Only four of the 16 exploration and production licences offered by Agence Nationale pour la Valorisation des Ressources en Hydrocarbures (Alnaft) were awarded on 13 December 2008. At the time, the US’ West Texas Intermediate (WTI) crude oil contract was trading at $46 a barrel, less than a third of the $147-a-barrel peak it reached in July that year. On 1 December, stock markets across the globe suffered their largest one-day falls in 20 years.
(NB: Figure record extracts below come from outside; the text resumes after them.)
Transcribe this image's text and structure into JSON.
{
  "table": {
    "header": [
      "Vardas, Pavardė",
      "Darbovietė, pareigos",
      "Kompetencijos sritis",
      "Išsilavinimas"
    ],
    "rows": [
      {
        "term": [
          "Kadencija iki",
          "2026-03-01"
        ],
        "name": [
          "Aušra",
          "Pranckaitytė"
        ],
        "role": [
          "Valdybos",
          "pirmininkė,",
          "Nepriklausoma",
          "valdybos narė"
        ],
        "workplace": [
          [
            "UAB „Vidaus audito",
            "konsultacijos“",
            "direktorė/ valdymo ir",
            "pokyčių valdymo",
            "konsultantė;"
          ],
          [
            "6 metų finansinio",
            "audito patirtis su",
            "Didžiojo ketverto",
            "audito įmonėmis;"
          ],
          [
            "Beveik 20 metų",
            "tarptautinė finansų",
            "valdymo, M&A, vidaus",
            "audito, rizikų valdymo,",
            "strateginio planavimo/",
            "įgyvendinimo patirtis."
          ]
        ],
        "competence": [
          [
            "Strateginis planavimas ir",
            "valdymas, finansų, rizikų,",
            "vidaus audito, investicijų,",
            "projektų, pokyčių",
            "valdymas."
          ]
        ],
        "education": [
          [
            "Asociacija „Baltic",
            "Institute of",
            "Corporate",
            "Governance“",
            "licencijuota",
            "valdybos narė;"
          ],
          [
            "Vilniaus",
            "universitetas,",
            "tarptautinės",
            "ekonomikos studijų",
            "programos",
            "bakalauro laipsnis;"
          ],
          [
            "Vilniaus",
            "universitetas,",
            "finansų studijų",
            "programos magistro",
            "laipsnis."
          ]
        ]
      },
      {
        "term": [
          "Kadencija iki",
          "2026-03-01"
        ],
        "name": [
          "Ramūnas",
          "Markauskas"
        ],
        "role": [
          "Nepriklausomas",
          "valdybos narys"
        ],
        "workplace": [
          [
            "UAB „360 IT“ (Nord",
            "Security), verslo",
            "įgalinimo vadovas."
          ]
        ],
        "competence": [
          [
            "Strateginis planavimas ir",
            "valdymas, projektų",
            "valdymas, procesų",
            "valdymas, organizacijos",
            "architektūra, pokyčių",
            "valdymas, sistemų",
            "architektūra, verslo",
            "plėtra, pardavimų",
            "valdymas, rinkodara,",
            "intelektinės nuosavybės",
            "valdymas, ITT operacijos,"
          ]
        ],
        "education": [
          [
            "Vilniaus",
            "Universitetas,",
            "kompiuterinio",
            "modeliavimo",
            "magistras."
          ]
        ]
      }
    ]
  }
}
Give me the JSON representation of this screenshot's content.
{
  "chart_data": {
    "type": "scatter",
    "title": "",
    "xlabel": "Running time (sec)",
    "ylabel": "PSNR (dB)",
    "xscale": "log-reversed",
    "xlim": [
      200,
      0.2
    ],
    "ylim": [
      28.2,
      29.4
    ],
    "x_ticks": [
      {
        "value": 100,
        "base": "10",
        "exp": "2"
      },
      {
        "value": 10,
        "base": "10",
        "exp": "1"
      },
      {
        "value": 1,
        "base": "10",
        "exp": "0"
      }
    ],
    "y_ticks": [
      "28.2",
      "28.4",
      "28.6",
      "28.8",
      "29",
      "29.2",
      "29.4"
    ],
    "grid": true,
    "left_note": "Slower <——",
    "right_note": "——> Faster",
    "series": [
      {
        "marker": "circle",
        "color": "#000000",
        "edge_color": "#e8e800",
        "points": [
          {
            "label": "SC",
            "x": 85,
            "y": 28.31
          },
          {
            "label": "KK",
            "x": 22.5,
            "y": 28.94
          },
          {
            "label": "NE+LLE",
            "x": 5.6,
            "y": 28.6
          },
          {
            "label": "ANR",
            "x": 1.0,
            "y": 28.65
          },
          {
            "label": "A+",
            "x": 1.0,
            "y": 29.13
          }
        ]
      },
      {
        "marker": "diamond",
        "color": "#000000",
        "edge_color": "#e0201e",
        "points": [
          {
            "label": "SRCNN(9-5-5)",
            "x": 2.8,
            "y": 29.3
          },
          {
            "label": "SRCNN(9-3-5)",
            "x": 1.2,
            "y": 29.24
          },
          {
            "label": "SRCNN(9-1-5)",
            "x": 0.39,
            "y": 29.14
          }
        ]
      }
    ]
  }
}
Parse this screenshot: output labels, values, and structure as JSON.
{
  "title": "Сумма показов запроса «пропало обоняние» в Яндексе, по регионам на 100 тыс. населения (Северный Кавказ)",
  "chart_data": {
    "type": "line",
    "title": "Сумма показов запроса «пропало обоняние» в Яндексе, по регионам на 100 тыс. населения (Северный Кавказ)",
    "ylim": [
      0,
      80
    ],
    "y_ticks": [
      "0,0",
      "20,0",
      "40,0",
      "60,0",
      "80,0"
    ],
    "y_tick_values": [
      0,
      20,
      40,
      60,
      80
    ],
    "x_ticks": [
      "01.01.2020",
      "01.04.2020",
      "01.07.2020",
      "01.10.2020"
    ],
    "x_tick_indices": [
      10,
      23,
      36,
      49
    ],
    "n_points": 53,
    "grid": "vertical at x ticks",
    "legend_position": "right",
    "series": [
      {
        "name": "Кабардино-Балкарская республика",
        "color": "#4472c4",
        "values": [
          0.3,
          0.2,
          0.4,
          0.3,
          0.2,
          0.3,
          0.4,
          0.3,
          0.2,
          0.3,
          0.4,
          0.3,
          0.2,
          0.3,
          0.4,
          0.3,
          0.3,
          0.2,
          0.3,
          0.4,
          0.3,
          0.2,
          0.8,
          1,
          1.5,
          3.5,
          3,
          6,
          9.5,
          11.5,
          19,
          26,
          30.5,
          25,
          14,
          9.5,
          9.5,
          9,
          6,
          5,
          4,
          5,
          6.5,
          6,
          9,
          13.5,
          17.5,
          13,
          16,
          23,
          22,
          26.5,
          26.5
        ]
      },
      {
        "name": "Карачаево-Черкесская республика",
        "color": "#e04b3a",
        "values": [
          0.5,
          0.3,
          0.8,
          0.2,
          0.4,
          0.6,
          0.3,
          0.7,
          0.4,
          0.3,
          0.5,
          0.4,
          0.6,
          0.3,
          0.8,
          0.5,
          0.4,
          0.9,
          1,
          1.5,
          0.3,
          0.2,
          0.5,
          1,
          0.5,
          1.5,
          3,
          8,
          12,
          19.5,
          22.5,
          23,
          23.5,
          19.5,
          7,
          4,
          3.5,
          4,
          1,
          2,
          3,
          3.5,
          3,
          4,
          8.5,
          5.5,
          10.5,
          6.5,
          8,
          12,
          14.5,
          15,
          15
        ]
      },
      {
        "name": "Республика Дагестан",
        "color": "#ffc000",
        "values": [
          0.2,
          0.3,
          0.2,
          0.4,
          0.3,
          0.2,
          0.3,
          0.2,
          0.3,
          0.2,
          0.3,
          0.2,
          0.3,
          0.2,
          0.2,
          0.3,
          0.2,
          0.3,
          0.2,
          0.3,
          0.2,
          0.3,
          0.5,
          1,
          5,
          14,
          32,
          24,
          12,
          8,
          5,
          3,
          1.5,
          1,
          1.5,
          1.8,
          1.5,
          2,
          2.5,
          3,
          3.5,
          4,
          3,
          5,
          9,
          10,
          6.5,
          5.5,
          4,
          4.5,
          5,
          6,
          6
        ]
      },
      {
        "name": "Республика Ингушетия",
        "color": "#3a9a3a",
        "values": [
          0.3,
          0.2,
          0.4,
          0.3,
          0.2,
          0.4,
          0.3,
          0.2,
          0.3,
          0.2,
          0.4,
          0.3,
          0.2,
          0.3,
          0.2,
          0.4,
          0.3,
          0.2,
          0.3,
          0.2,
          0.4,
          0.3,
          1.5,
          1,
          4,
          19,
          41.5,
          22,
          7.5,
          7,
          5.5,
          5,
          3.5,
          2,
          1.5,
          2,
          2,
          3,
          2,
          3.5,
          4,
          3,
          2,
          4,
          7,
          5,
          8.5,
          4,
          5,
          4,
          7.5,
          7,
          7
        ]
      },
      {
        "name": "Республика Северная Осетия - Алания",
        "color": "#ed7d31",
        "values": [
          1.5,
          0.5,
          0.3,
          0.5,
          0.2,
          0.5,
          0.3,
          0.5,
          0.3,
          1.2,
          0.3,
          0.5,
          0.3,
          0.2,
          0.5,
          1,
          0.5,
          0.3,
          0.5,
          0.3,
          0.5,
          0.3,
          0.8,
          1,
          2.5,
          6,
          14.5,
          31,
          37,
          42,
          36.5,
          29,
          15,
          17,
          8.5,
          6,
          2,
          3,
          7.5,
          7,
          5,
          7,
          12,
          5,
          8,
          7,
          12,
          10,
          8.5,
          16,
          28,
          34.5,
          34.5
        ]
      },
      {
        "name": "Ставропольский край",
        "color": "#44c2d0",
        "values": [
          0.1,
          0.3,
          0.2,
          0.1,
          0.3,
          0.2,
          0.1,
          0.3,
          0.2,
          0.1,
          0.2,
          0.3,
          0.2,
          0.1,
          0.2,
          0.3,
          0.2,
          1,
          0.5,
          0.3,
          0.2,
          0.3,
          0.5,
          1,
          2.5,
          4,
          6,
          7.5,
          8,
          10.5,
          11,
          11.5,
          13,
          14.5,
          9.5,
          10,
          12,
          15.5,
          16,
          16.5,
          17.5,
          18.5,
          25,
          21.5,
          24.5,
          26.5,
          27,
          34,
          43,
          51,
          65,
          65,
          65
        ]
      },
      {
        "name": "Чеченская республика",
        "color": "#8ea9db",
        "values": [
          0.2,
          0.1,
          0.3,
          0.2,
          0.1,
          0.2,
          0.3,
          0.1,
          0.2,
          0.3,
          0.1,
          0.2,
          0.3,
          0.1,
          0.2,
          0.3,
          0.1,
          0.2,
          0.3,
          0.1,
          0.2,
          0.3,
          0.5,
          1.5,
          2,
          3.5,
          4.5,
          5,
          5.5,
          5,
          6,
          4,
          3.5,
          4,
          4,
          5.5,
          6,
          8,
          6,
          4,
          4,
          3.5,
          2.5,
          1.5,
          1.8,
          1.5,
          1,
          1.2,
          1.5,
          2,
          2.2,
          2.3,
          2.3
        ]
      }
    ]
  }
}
Algiers could be forgiven for expecting a better result in its December 2009 round, when it will offer only 10 concessions, which it says were picked by the international oil companies (IOCs) it has invited to bid for licences. As MEED went to press, WTI was trading at about $75 a barrel – $23 a barrel above the average price this decade.

But senior IOC executives say they need further concessions from the Algerians. While Algiers blamed the financial crisis for the failure of the 2008 bid round, the bidders said that Algiers’ harsh terms were the real problem.

Under Algeria’s revised 2006 Hydrocarbons Law, state energy firm Sonatrach takes a 51 per cent stake in all upstream developments and a tax is levied on every barrel of oil sold at more than $30. In the 2008 bid round, Alnaft also demanded that IOCs offer assets abroad as part of any deal.

This time around, the demand for asset swaps has gone, but little else has changed. Oil prices have almost doubled, but IOCs’ profits have not followed suit and the future of the global economy is far from certain. Removing the tax on oil sold for more than $30 a barrel could make the 2009 bid round avoid the fate of last year’s competition.